Sarah's tent

Now Isaac had come from Beer-lahai-roi, and was settled in the Negeb. Isaac went out in the evening to walk in the field; and looking up, he saw camels coming. And Rebekah looked up, and when she saw Isaac, she slipped quickly from the camel, and said to the servant, ‘Who is the man over there, walking in the field to meet us?’ The servant said, ‘It is my master.’ So she took her veil and covered herself. And the servant told Isaac all the things that he had done. Then Isaac brought her into his mother Sarah’s tent. He took Rebekah, and she became his wife; and he loved her. So Isaac was comforted after his mother’s death.
— Genesis 24:62-67

Back in the day, sports radio was what was on. I was a child. I wasn’t thinking all that deeply about my father’s affinity for a certain AM broadcasting. Now I think: Those announcers really had a job to do! There were no screens in our Atlanta-bound station wagon. Those voices were everything, especially on game days.

More recently, I finally said yes to the headphones at the Virginia Museum of Fine Arts. [I had been the “I’ll do the exhibit my way” type.] The audio tour didn’t just enhance my experience. Had I gone audio-less, I would have walked away with a different and lesser understanding of Auguste Rodin.

I’m looking at our faith family tree and re-realizing something: We Christians pick up the Old Testament and engage it in a way that Jesus would not though Genesis, for example, can and ought to be read apart from the oral tradition.

What the Rabbis have said about this or that story is far from fluff. Like the announcers on sports radio or the curator in our headphones, their voices can fill the gaps with truth and beauty.

This week I have marveled over Isaac and Rebekah’s story in a whole new way. I have taken the oral tradition up on what it brings to the text and it has not taken me away from God or God in Jesus. I feel more connected.
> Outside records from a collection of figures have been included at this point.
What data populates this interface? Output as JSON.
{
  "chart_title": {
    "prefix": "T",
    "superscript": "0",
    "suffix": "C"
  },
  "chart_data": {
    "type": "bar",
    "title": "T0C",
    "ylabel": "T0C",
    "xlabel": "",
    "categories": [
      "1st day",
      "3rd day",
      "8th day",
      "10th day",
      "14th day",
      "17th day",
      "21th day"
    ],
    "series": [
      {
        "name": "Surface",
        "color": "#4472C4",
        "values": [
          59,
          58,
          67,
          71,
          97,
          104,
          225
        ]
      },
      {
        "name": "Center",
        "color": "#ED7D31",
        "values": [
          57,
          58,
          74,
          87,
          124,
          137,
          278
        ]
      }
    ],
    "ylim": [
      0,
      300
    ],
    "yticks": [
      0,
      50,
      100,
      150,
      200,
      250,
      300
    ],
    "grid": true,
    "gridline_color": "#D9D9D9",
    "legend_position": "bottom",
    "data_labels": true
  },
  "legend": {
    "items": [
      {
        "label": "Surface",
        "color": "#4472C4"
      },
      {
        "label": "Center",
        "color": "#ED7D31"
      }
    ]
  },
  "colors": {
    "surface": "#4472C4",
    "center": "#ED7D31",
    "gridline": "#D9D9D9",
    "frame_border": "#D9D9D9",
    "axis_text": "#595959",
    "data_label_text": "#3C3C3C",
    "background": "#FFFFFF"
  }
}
If I felt sorry for Rebekah for being ripped from her home, I now ponder the rabbinical footnote that reports how her family of origin was not so swell of a place to be. If I still had a bad taste in my mouth with regard to Sarah—see her behavior in Chapters 16 & 21—well, my snark has been softened by the tradition of her tent. Evidently her bread was the best and her candles stayed lit. Oh, how I would love it there!

Preaching is not the same thing as the oral Torah but it is one way that Christians have honored this idea that a life of faith is not lived by the book and only the book. The Word proclaimed is, after all, something beyond reading.

When my sermon doesn’t do it for you, seek out another. And when in Genesis, try doing as our Jewish brothers and sisters do. Say yes to the good announcers, the guided tour. Hey Siri, what do the Rabbis say about why Isaac was walking in that field?